Rencontre de vieux-vroyants sectaires russes
CHAPITRE V
LES SOUTAÏEVTZY
Les soutaïevtzy raillent le clergé, les images, les sacrements, le service militaire, et prêchent la communauté des biens. Fondée par un modeste travailleur de Tver, vers l'année 1880, cette secte est devenue en peu de temps célèbre. Le comte Tolstoï lui-même accueillit à bras ouverts Soutaïeff, qui parcourait les campagnes et enseignait que le vrai christianisme consiste dans l'amour du prochain. Il n'y a qu'une seule religion la religion de l'amour et de la miséricorde. Les cérémonies religieuses, les popes, les églises, les anges et les diables, ne sont que des inventions qu'il faut rejeter, si on veut vivre conformément à la vérité.

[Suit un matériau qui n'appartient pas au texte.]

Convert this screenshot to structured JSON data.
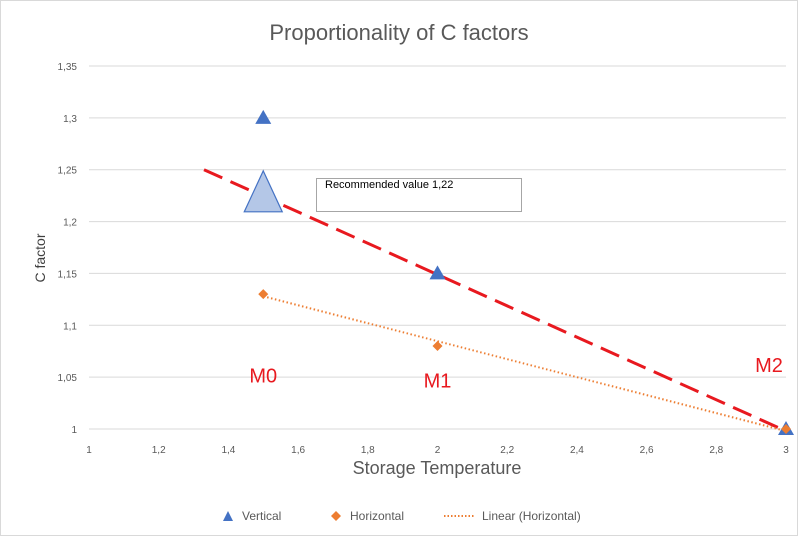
{
  "chart_data": {
    "type": "scatter",
    "title": "Proportionality of C factors",
    "xlabel": "Storage Temperature",
    "ylabel": "C factor",
    "xlim": [
      1,
      3
    ],
    "ylim": [
      1,
      1.35
    ],
    "x_ticks": [
      "1",
      "1,2",
      "1,4",
      "1,6",
      "1,8",
      "2",
      "2,2",
      "2,4",
      "2,6",
      "2,8",
      "3"
    ],
    "y_ticks": [
      "1",
      "1,05",
      "1,1",
      "1,15",
      "1,2",
      "1,25",
      "1,3",
      "1,35"
    ],
    "grid": "horizontal",
    "legend_position": "bottom",
    "series": [
      {
        "name": "Vertical",
        "marker": "triangle",
        "color": "#4472c4",
        "x": [
          1.5,
          2,
          3
        ],
        "y": [
          1.3,
          1.15,
          1.0
        ]
      },
      {
        "name": "Horizontal",
        "marker": "diamond",
        "color": "#ed7d31",
        "x": [
          1.5,
          2,
          3
        ],
        "y": [
          1.13,
          1.08,
          1.0
        ]
      },
      {
        "name": "Linear (Horizontal)",
        "style": "dotted",
        "color": "#ed7d31",
        "x": [
          1.5,
          3
        ],
        "y": [
          1.128,
          0.998
        ]
      }
    ],
    "recommended": {
      "line": {
        "x": [
          1.33,
          3
        ],
        "y": [
          1.25,
          0.998
        ],
        "color": "#e8191f",
        "style": "dashed"
      },
      "marker": {
        "x": 1.5,
        "y": 1.22,
        "shape": "triangle",
        "color": "#b4c7e7"
      },
      "label": "Recommended value 1,22"
    },
    "region_labels": [
      {
        "text": "M0",
        "x": 1.5,
        "y": 1.045
      },
      {
        "text": "M1",
        "x": 2,
        "y": 1.04
      },
      {
        "text": "M2",
        "x": 3,
        "y": 1.055
      }
    ]
  }
}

Et qu'est-ce que le paradis? Lorsque tous les préceptes de l'amour et de la miséricorde seront réalisés sur terre, la terre deviendra un paradis.

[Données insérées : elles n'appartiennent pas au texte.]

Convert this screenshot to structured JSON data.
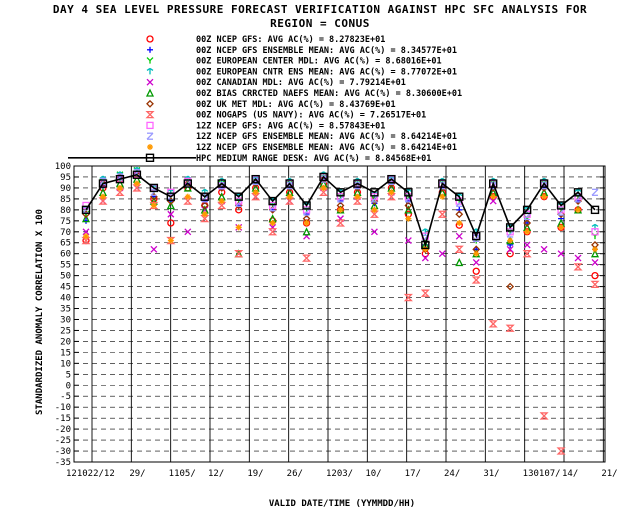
{
  "chart_data": {
    "type": "scatter",
    "title": "DAY 4 SEA LEVEL PRESSURE FORECAST VERIFICATION AGAINST HPC SFC ANALYSIS FOR",
    "subtitle": "REGION = CONUS",
    "xlabel": "VALID DATE/TIME (YYMMDD/HH)",
    "ylabel": "STANDARDIZED ANOMALY CORRELATION X 100",
    "ylim": [
      -35,
      100
    ],
    "yticks": [
      100,
      95,
      90,
      85,
      80,
      75,
      70,
      65,
      60,
      55,
      50,
      45,
      40,
      35,
      30,
      25,
      20,
      15,
      10,
      5,
      0,
      -5,
      -10,
      -15,
      -20,
      -25,
      -30,
      -35
    ],
    "xticks": [
      "121022/12",
      "29/",
      "1105/",
      "12/",
      "19/",
      "26/",
      "1203/",
      "10/",
      "17/",
      "24/",
      "31/",
      "130107/",
      "14/",
      "21/"
    ],
    "grid": true,
    "series": [
      {
        "name": "00Z NCEP GFS: AVG AC(%) =  8.27823E+01",
        "marker": "circle",
        "color": "#ff0000",
        "values": [
          66,
          90,
          94,
          96,
          85,
          74,
          90,
          82,
          88,
          80,
          90,
          75,
          88,
          74,
          92,
          80,
          88,
          85,
          90,
          78,
          60,
          88,
          73,
          52,
          86,
          60,
          70,
          86,
          72,
          80,
          50
        ]
      },
      {
        "name": "00Z NCEP GFS ENSEMBLE MEAN: AVG AC(%) =  8.34577E+01",
        "marker": "plus",
        "color": "#0000ff",
        "values": [
          75,
          91,
          95,
          97,
          86,
          84,
          92,
          84,
          90,
          82,
          92,
          80,
          91,
          78,
          94,
          84,
          90,
          83,
          92,
          84,
          64,
          90,
          80,
          62,
          90,
          64,
          74,
          90,
          76,
          84,
          62
        ]
      },
      {
        "name": "00Z EUROPEAN CENTER MDL: AVG AC(%) =  8.68016E+01",
        "marker": "y",
        "color": "#00cc00",
        "values": [
          78,
          93,
          96,
          98,
          88,
          86,
          93,
          86,
          92,
          84,
          93,
          82,
          92,
          80,
          95,
          86,
          92,
          85,
          93,
          86,
          66,
          92,
          84,
          66,
          92,
          70,
          76,
          92,
          80,
          86,
          68
        ]
      },
      {
        "name": "00Z EUROPEAN CNTR ENS MEAN: AVG AC(%) =  8.77072E+01",
        "marker": "arrow",
        "color": "#00bbbb",
        "values": [
          80,
          94,
          96,
          98,
          90,
          88,
          94,
          88,
          93,
          86,
          94,
          84,
          93,
          82,
          96,
          88,
          93,
          87,
          94,
          88,
          70,
          93,
          86,
          70,
          93,
          72,
          80,
          93,
          82,
          88,
          72
        ]
      },
      {
        "name": "00Z CANADIAN MDL: AVG AC(%) =  7.79214E+01",
        "marker": "x",
        "color": "#cc00cc",
        "values": [
          70,
          84,
          90,
          90,
          62,
          78,
          70,
          80,
          84,
          72,
          86,
          72,
          84,
          68,
          90,
          76,
          86,
          70,
          88,
          66,
          58,
          60,
          68,
          56,
          84,
          62,
          64,
          62,
          60,
          58,
          56
        ]
      },
      {
        "name": "00Z BIAS CRRCTED NAEFS MEAN: AVG AC(%) =  8.30600E+01",
        "marker": "triangle",
        "color": "#009900",
        "values": [
          76,
          88,
          92,
          94,
          84,
          82,
          90,
          80,
          86,
          60,
          90,
          76,
          88,
          70,
          92,
          80,
          88,
          82,
          90,
          80,
          64,
          88,
          56,
          60,
          88,
          66,
          72,
          88,
          74,
          80,
          60
        ]
      },
      {
        "name": "00Z UK MET MDL: AVG AC(%) =  8.43769E+01",
        "marker": "diamond",
        "color": "#993300",
        "values": [
          78,
          92,
          95,
          96,
          86,
          84,
          92,
          82,
          90,
          82,
          92,
          80,
          90,
          76,
          94,
          82,
          90,
          84,
          92,
          82,
          62,
          90,
          78,
          62,
          90,
          45,
          74,
          90,
          78,
          84,
          64
        ]
      },
      {
        "name": "00Z NOGAPS (US NAVY): AVG AC(%) =  7.26517E+01",
        "marker": "hourglass",
        "color": "#ff6666",
        "values": [
          66,
          84,
          88,
          90,
          82,
          66,
          84,
          76,
          82,
          60,
          86,
          70,
          84,
          58,
          88,
          74,
          84,
          78,
          86,
          40,
          42,
          78,
          62,
          48,
          28,
          26,
          60,
          -14,
          -30,
          54,
          46
        ]
      },
      {
        "name": "12Z NCEP GFS: AVG AC(%) =  8.57843E+01",
        "marker": "square",
        "color": "#ff66ff",
        "values": [
          82,
          92,
          94,
          96,
          90,
          88,
          93,
          86,
          91,
          84,
          94,
          82,
          92,
          80,
          95,
          86,
          92,
          86,
          94,
          86,
          68,
          92,
          84,
          68,
          92,
          70,
          78,
          92,
          80,
          86,
          70
        ]
      },
      {
        "name": "12Z NCEP GFS ENSEMBLE MEAN: AVG AC(%) =  8.64214E+01",
        "marker": "z",
        "color": "#9999ff",
        "values": [
          80,
          93,
          95,
          97,
          88,
          86,
          92,
          85,
          91,
          83,
          93,
          81,
          91,
          79,
          94,
          85,
          91,
          85,
          93,
          85,
          67,
          91,
          83,
          67,
          91,
          69,
          77,
          91,
          79,
          85,
          88
        ]
      },
      {
        "name": "12Z NCEP GFS ENSEMBLE MEAN: AVG AC(%) =  8.64214E+01",
        "marker": "star",
        "color": "#ff9900",
        "values": [
          68,
          86,
          90,
          92,
          82,
          66,
          86,
          78,
          84,
          72,
          88,
          74,
          86,
          74,
          90,
          80,
          86,
          80,
          88,
          76,
          62,
          86,
          74,
          60,
          86,
          66,
          70,
          86,
          72,
          80,
          62
        ]
      },
      {
        "name": "HPC MEDIUM RANGE DESK: AVG AC(%) =  8.84568E+01",
        "marker": "box",
        "color": "#000000",
        "line": true,
        "values": [
          80,
          92,
          94,
          96,
          90,
          86,
          92,
          86,
          92,
          86,
          94,
          84,
          92,
          82,
          95,
          88,
          92,
          88,
          94,
          88,
          64,
          92,
          86,
          68,
          92,
          72,
          80,
          92,
          82,
          88,
          80
        ]
      }
    ]
  }
}
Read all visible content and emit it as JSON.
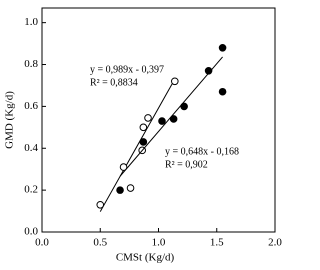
{
  "chart_data": {
    "type": "scatter",
    "xlabel": "CMSt (Kg/d)",
    "ylabel": "GMD (Kg/d)",
    "xlim": [
      0,
      2
    ],
    "ylim": [
      0,
      1.07
    ],
    "xticks": [
      {
        "value": 0,
        "label": "0.0"
      },
      {
        "value": 0.5,
        "label": "0.5"
      },
      {
        "value": 1,
        "label": "1.0"
      },
      {
        "value": 1.5,
        "label": "1.5"
      },
      {
        "value": 2,
        "label": "2.0"
      }
    ],
    "yticks": [
      {
        "value": 0,
        "label": "0.0"
      },
      {
        "value": 0.2,
        "label": "0.2"
      },
      {
        "value": 0.4,
        "label": "0.4"
      },
      {
        "value": 0.6,
        "label": "0.6"
      },
      {
        "value": 0.8,
        "label": "0.8"
      },
      {
        "value": 1,
        "label": "1.0"
      }
    ],
    "series": [
      {
        "marker": "open",
        "color": "#000000",
        "x": [
          0.5,
          0.7,
          0.76,
          0.86,
          0.87,
          0.91,
          1.14
        ],
        "values": [
          0.13,
          0.31,
          0.21,
          0.39,
          0.5,
          0.545,
          0.72
        ],
        "fit": {
          "slope": 0.989,
          "intercept": -0.397
        },
        "annotations": [
          "y = 0,989x - 0,397",
          "R² = 0,8834"
        ]
      },
      {
        "marker": "filled",
        "color": "#000000",
        "x": [
          0.67,
          0.87,
          1.03,
          1.13,
          1.22,
          1.43,
          1.55,
          1.55
        ],
        "values": [
          0.2,
          0.43,
          0.53,
          0.54,
          0.6,
          0.77,
          0.88,
          0.67
        ],
        "fit": {
          "slope": 0.648,
          "intercept": -0.168
        },
        "annotations": [
          "y = 0,648x - 0,168",
          "R² = 0,902"
        ]
      }
    ]
  }
}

La propriété privée étant la source de tous les malheurs, la source des crimes et des mensonges, il faut l'abolir, de même que les armées et la guerre. Soutaïeff prêcha la non résistance au mal, la renonciation à toute violence. Un des fils de Soutaïeff, enrôlé comme conscrit, refusa de porter le fusil. Toutes les persuasions, toutes les punitions restèrent sans aucun effet. Le texte de l'Évangile dans la bouche, il prouvait à qui voulait le forcer de porter les armes que le ciel s'y oppose. On finit par l'envoyer au cachot.

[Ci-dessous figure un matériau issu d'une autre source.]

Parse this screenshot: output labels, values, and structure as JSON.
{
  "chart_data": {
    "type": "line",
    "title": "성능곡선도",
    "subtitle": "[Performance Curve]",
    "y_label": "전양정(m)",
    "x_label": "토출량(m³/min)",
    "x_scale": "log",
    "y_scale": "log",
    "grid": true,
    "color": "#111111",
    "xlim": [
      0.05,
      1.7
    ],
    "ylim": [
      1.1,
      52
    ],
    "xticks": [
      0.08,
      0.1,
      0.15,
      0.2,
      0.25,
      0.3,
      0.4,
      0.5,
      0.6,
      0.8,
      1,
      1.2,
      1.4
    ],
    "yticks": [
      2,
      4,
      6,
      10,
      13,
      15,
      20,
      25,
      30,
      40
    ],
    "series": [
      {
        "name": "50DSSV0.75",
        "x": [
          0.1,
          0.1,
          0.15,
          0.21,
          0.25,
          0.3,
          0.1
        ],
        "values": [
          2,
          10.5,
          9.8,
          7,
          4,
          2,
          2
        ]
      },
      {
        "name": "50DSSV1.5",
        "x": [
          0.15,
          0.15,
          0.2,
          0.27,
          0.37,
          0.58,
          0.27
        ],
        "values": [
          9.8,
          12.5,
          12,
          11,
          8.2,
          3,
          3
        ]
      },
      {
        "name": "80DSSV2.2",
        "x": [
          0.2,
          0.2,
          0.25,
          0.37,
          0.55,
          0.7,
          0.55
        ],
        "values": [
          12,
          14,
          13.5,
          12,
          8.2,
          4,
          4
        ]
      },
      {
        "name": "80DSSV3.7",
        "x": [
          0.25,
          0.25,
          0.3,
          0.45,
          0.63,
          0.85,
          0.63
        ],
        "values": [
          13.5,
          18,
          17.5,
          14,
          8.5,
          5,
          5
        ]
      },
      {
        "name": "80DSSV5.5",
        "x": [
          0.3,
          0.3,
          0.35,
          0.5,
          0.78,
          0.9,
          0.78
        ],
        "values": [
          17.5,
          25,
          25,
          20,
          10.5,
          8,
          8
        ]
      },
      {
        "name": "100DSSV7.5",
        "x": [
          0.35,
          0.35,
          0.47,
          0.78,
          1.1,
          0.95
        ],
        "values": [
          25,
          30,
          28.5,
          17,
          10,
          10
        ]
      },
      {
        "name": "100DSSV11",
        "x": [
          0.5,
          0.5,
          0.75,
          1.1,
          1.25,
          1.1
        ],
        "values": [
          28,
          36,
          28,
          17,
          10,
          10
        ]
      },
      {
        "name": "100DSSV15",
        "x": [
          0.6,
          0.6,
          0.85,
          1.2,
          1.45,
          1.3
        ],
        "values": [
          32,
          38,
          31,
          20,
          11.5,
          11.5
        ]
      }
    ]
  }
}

Soutaïeff n'admet pas non plus qu'on soit jugé par son prochain! "Ne jugez pas et vous ne serez pas jugés", dit-il à son entourage. Sa vie enthousiasme ses adeptes et remplit d'étonnement tout le monde. Ce simple paysan qui eut le courage de jeter au feu l'argent qu'il avait gagné comme maçon à Saint-Pétersbourg, qui poussa sa miséricorde jusqu'à poursuivre les voleurs pour leur donner de la bonne farine au lieu de la mauvaise qu'ils ont prise chez lui par erreur, ce simple d'esprit qui ne demande qu'à souffrir pour la "vérité" accusait à la fois, l'âme d'un saint et d'un véritable illuminé.